What the flock knows that the birds do not: exploring the emergence of joint agency in multi-agent active inference

What the flock knows that the birds do not: exploring the emergence of joint agency in multi-agent active inference
Notice: This research summary and analysis were automatically generated using AI technology. For absolute accuracy, please refer to the [Original Paper Viewer] below or the Original ArXiv Source.

Collective behavior pervades biological systems, from flocks of birds to neural assemblies and human societies. Yet, how such collectives acquire functional properties – such as joint agency or knowledge – that transcend those of their individual components remains an open question. Here, we combine active inference and information-theoretic analyses to explore how a minimal system of interacting agents can give rise to joint agency and collective knowledge. We model flocking dynamics using multiple active inference agents, each minimizing its own free energy while coupling reciprocally with its neighbors. We show that as agents self-organize, their interactions define higher-order statistical boundaries (Markov blankets) enclosing a flock'' that can be treated as an emergent agent with its own sensory, active, and internal states. When exposed to external perturbations (a predator’’), the flock exhibits faster, coordinated responses than individual agents, reflecting collective sensitivity to environmental change. Crucially, analyses of synergistic information reveal that the flock encodes information about the predator’s location that is not accessible to every individual bird, demonstrating implicit collective knowledge. Together, these results show how informational coupling among active inference agents can generate new levels of autonomy and inference, providing a framework for understanding the emergence of (implicit) collective knowledge and joint agency.


💡 Research Summary

The paper investigates how collective agency and implicit knowledge can emerge from a minimal system of interacting active‑inference agents. Each “bird” in the simulation is an identical active‑inference agent that minimizes its own variational free energy by updating a belief about its heading direction based on local observations of neighboring birds. This local inference replaces rule‑based flocking algorithms with a principled Bayesian process.

Using the concept of a Markov blanket, the authors formalize statistical boundaries that separate internal states from external states via sensory and active states. When many agents become sufficiently coupled, their individual blankets nest within a higher‑level blanket that encloses the whole group, which the authors call a “flock.” The flock thus constitutes an emergent agent with its own internal, sensory, and active states, while the constituent birds retain their individual autonomy.

Two simulation experiments are presented. In the first, birds start with random headings and gradually align, illustrating the formation of the higher‑level Markov blanket over successive time steps. In the second, a predator appears at random locations, perturbing the flock. The flock responds more quickly and coherently than isolated birds, demonstrating enhanced collective sensitivity to environmental change.

Crucially, the authors apply synergistic information analysis to quantify how much information the flock holds about the predator’s position that is not present in any single bird’s observations.
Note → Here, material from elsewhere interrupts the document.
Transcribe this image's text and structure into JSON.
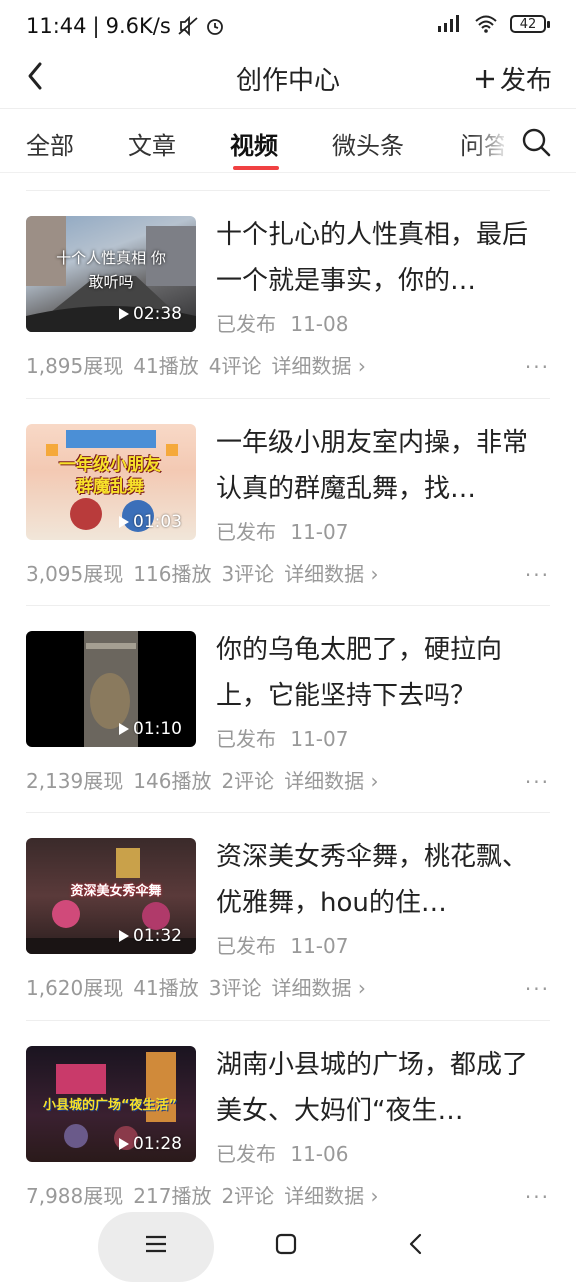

The flock’s synergistic information exceeds the sum of individual contributions, indicating that the group encodes implicit “collective knowledge” about the predator’s location. This knowledge is operational: it enables the flock to select more efficient escape trajectories than any individual could compute alone.

The study shows that hierarchical Markov blankets provide a rigorous way to describe nested autonomy, and that purely statistical coupling among active‑inference agents can give rise to emergent joint agency without explicit “we‑representations” in the agents’ internal models. The authors discuss broader implications for neuroscience (e.g., how neuronal populations might generate collective predictions), robotics (swarm coordination), and social science (emergence of shared beliefs). Overall, the work bridges dynamical systems, information theory, and active inference to offer a formal account of how joint agency and collective knowledge can arise from simple, locally interacting agents.